P.S.: Tel un enquêteur des Europes, j’ai recueilli quelques observations scientifiques sur Toulouse:
– fait chaud icitte
– le vin coûte presque toujours moins cher que la gomme- là-bas le rugby c’est plus populaire que le foot
– les noms de rues sont bilingues en français et en dialecte occitan
– les gens du coin yont un bel accent
– le pastis ça goûte la réglisse nwère
– si tu dis que tu viens du Québec les gens sont contents pis sont fins jusqu’à temps qu’y te parlent des caribous pis de la police montée
Publié dans Europe 2010 | Laisser un commentaire

Nomme beurre wonne

Hey Jude

Salut à tous ou à toi,

ça dépend si ya plus qu’une personne qui me lit. Ok je fais ça short and sweet, anyway la majorité d’entre vous ou toi sait que chu allé en Europe en 2010 pendant 4 mois et demi ou plus exactement durant 135 jours, soit presque 37% de l’année en question. Je suis parti avec mes amigos Cécile, Alex, Nick et Guillaume pour revenir avec mon frère dans un Eurotrip mémorable durant lequel j’aurai aussi vu deux de mes oncles, mon père, ma mère, ma soeur, des amis de la famille et ben des Australiens. Départ le 28 juin en direction de Toulouse chez Anne, soeur de Cécile et rousse frisée notoire. Retour de Paris le 10 novembre, avec moins d’argent mais plus d’expérience.

Les articles allant jusqu’à Vienne sont des e-mails que j’ai envoyés durant mon voyage. Je les ai modifiés pour ajouter des détails, photos et niaiseries. Le reste n’est pas que plus long et plate mais aussi le fruit de remarques et d’impressions post-eurotripeuses, ce qui rajoute des détails mais enlève de la spontanéité. Donc voilà, j’espère que vous apprécierez le contenu tout autant que le contenant et le conteneur (moi hahaha) parce que sinon je vous parle pu.
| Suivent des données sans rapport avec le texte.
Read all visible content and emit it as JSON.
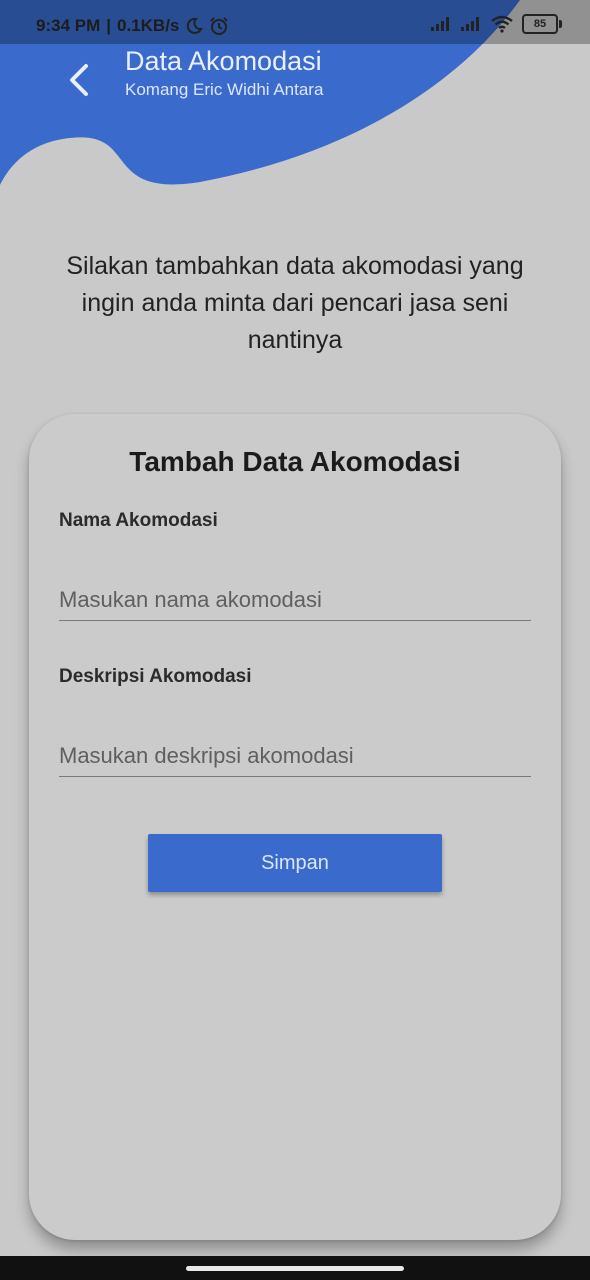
{
  "status_bar": {
    "time": "9:34 PM",
    "speed": "0.1KB/s",
    "battery": "85",
    "icons": [
      "moon-icon",
      "alarm-icon",
      "signal-icon",
      "signal-icon",
      "wifi-icon",
      "battery-icon"
    ]
  },
  "header": {
    "title": "Data Akomodasi",
    "subtitle": "Komang Eric Widhi Antara",
    "back_icon": "chevron-left-icon"
  },
  "intro_text": "Silakan tambahkan data akomodasi yang ingin anda minta dari pencari jasa seni nantinya",
  "form": {
    "title": "Tambah Data Akomodasi",
    "name_label": "Nama Akomodasi",
    "name_placeholder": "Masukan nama akomodasi",
    "desc_label": "Deskripsi Akomodasi",
    "desc_placeholder": "Masukan deskripsi akomodasi",
    "save_label": "Simpan"
  },
  "colors": {
    "primary": "#3a6bcc",
    "background": "#c9c9c9",
    "card": "#cbcbcb"
  }
}
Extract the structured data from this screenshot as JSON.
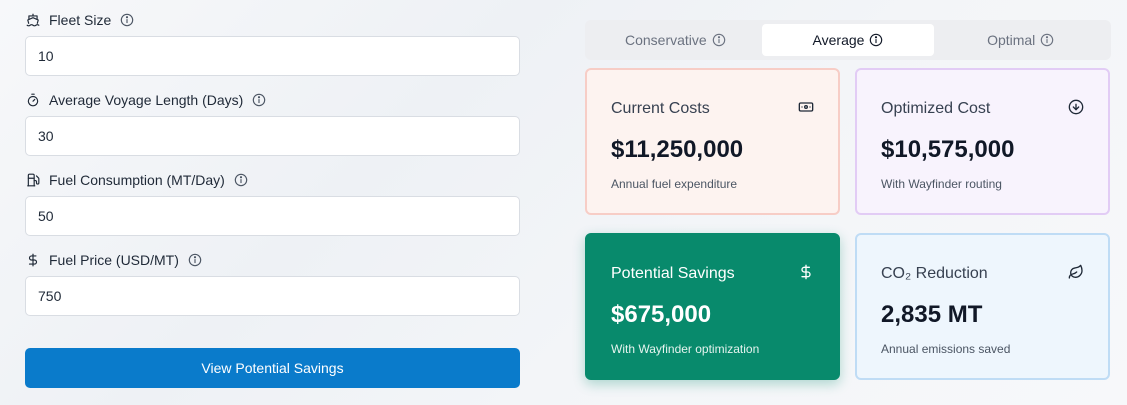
{
  "form": {
    "fields": [
      {
        "label": "Fleet Size",
        "value": "10",
        "icon": "ship-icon"
      },
      {
        "label": "Average Voyage Length (Days)",
        "value": "30",
        "icon": "timer-icon"
      },
      {
        "label": "Fuel Consumption (MT/Day)",
        "value": "50",
        "icon": "fuel-icon"
      },
      {
        "label": "Fuel Price (USD/MT)",
        "value": "750",
        "icon": "dollar-icon"
      }
    ],
    "submit_label": "View Potential Savings"
  },
  "tabs": [
    {
      "label": "Conservative",
      "active": false
    },
    {
      "label": "Average",
      "active": true
    },
    {
      "label": "Optimal",
      "active": false
    }
  ],
  "cards": {
    "current": {
      "title": "Current Costs",
      "value": "$11,250,000",
      "sub": "Annual fuel expenditure",
      "icon": "banknote-icon"
    },
    "optimized": {
      "title": "Optimized Cost",
      "value": "$10,575,000",
      "sub": "With Wayfinder routing",
      "icon": "arrow-down-circle-icon"
    },
    "savings": {
      "title": "Potential Savings",
      "value": "$675,000",
      "sub": "With Wayfinder optimization",
      "icon": "dollar-icon"
    },
    "co2": {
      "title": "CO₂ Reduction",
      "value": "2,835 MT",
      "sub": "Annual emissions saved",
      "icon": "leaf-icon"
    }
  },
  "colors": {
    "accent_blue": "#0a7bcb",
    "savings_green": "#088a6c",
    "current_bg": "#fdf3f0",
    "optimized_bg": "#f8f3fd",
    "co2_bg": "#eef6fd"
  }
}
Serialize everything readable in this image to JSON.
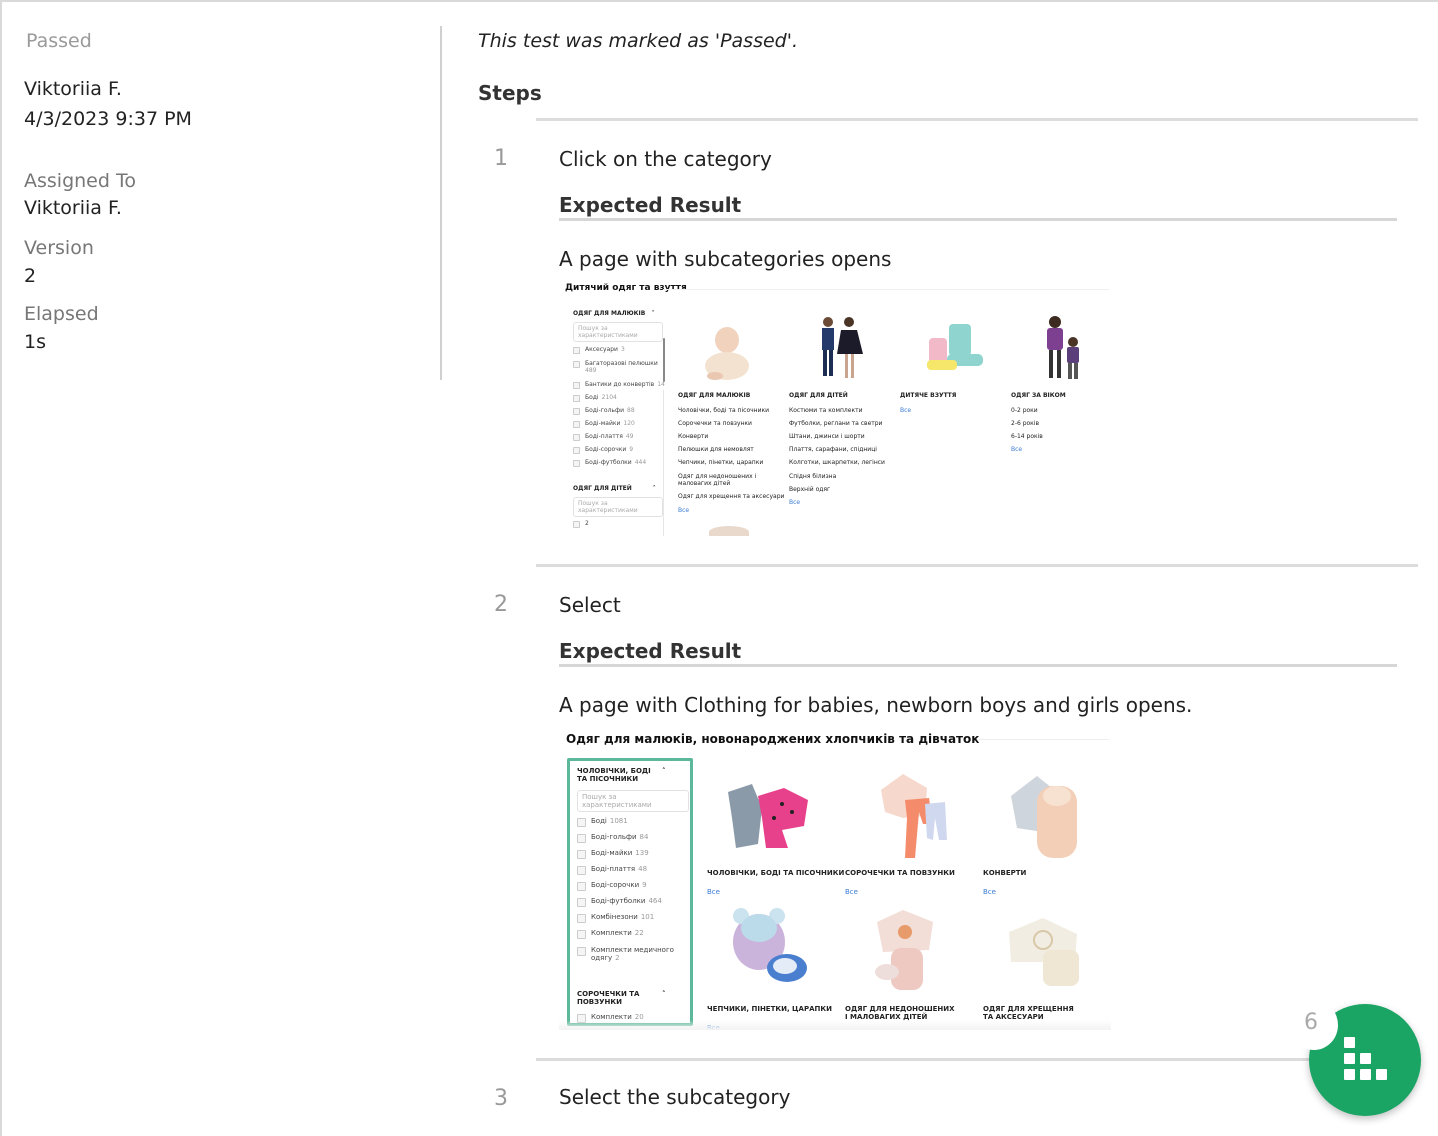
{
  "sidebar": {
    "status": "Passed",
    "author": "Viktoriia F.",
    "date": "4/3/2023 9:37 PM",
    "assigned_label": "Assigned To",
    "assigned_value": "Viktoriia F.",
    "version_label": "Version",
    "version_value": "2",
    "elapsed_label": "Elapsed",
    "elapsed_value": "1s"
  },
  "main": {
    "marked_text": "This test was marked as 'Passed'.",
    "steps_title": "Steps",
    "expected_title": "Expected Result",
    "steps": [
      {
        "num": "1",
        "text": "Click on the category",
        "expected": "A page with subcategories opens"
      },
      {
        "num": "2",
        "text": "Select",
        "expected": "A page with Clothing for babies, newborn boys and girls opens."
      },
      {
        "num": "3",
        "text": "Select the subcategory"
      }
    ]
  },
  "shot1": {
    "title": "Дитячий одяг та взуття",
    "group1": "ОДЯГ ДЛЯ МАЛЮКІВ",
    "search": "Пошук за характеристиками",
    "items": [
      {
        "label": "Аксесуари",
        "count": "3"
      },
      {
        "label": "Багаторазові пелюшки",
        "count": "489"
      },
      {
        "label": "Бантики до конвертів",
        "count": "14"
      },
      {
        "label": "Боді",
        "count": "2104"
      },
      {
        "label": "Боді-гольфи",
        "count": "88"
      },
      {
        "label": "Боді-майки",
        "count": "120"
      },
      {
        "label": "Боді-плаття",
        "count": "49"
      },
      {
        "label": "Боді-сорочки",
        "count": "9"
      },
      {
        "label": "Боді-футболки",
        "count": "444"
      }
    ],
    "group2": "ОДЯГ ДЛЯ ДІТЕЙ",
    "search2": "Пошук за характеристиками",
    "item_last": "2",
    "all_label": "Все",
    "cats": [
      {
        "title": "ОДЯГ ДЛЯ МАЛЮКІВ",
        "links": [
          "Чоловічки, боді та пісочники",
          "Сорочечки та повзунки",
          "Конверти",
          "Пелюшки для немовлят",
          "Чепчики, пінетки, царапки",
          "Одяг для недоношених і маловагих дітей",
          "Одяг для хрещення та аксесуари"
        ]
      },
      {
        "title": "ОДЯГ ДЛЯ ДІТЕЙ",
        "links": [
          "Костюми та комплекти",
          "Футболки, реглани та светри",
          "Штани, джинси і шорти",
          "Плаття, сарафани, спідниці",
          "Колготки, шкарпетки, легінси",
          "Спідня білизна",
          "Верхній одяг"
        ]
      },
      {
        "title": "ДИТЯЧЕ ВЗУТТЯ",
        "links": []
      },
      {
        "title": "ОДЯГ ЗА ВІКОМ",
        "links": [
          "0-2 роки",
          "2-6 років",
          "6-14 років"
        ]
      }
    ]
  },
  "shot2": {
    "title": "Одяг для малюків, новонароджених хлопчиків та дівчаток",
    "group1": "ЧОЛОВІЧКИ, БОДІ ТА ПІСОЧНИКИ",
    "search": "Пошук за характеристиками",
    "items": [
      {
        "label": "Боді",
        "count": "1081"
      },
      {
        "label": "Боді-гольфи",
        "count": "84"
      },
      {
        "label": "Боді-майки",
        "count": "139"
      },
      {
        "label": "Боді-плаття",
        "count": "48"
      },
      {
        "label": "Боді-сорочки",
        "count": "9"
      },
      {
        "label": "Боді-футболки",
        "count": "464"
      },
      {
        "label": "Комбінезони",
        "count": "101"
      },
      {
        "label": "Комплекти",
        "count": "22"
      },
      {
        "label": "Комплекти медичного одягу",
        "count": "2"
      }
    ],
    "group2": "СОРОЧЕЧКИ ТА ПОВЗУНКИ",
    "item_last": {
      "label": "Комплекти",
      "count": "20"
    },
    "all_label": "Все",
    "cats": [
      {
        "title": "ЧОЛОВІЧКИ, БОДІ ТА ПІСОЧНИКИ"
      },
      {
        "title": "СОРОЧЕЧКИ ТА ПОВЗУНКИ"
      },
      {
        "title": "КОНВЕРТИ"
      },
      {
        "title": "ЧЕПЧИКИ, ПІНЕТКИ, ЦАРАПКИ"
      },
      {
        "title": "ОДЯГ ДЛЯ НЕДОНОШЕНИХ І МАЛОВАГИХ ДІТЕЙ"
      },
      {
        "title": "ОДЯГ ДЛЯ ХРЕЩЕННЯ ТА АКСЕСУАРИ"
      }
    ]
  },
  "fab": {
    "count": "6",
    "icon": "grid-dots-icon",
    "color": "#1aa564"
  },
  "colors": {
    "accent": "#1aa564",
    "highlight": "#5bb89a",
    "link": "#3a7bd5"
  }
}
La création de ce bloye poursuit trois principaux buts:

1- me souvenir le mieux possible et le plus drôlement possible de ce que j’ai vécu,

2- vous infecter du syndrome du voyage le plus violemment possible (c’est comme une ITS mais plus agréable et plus propre) et

3- satisfaire en partie ma légère mégalomanie et mon narcissisme bénin. Je n’exclue d’ailleurs pas de continuer de parler de mes expériences et peut-être même de celles remontant à plus loin. We shall see, comme dirait Gandhi.

C’est Jean Perron qui a toutefois le dernier mot, parce que comme lui, je me dis en pensant à mon voyage que je m’en suis rappelé hier comme si ça me serait arrivé demain.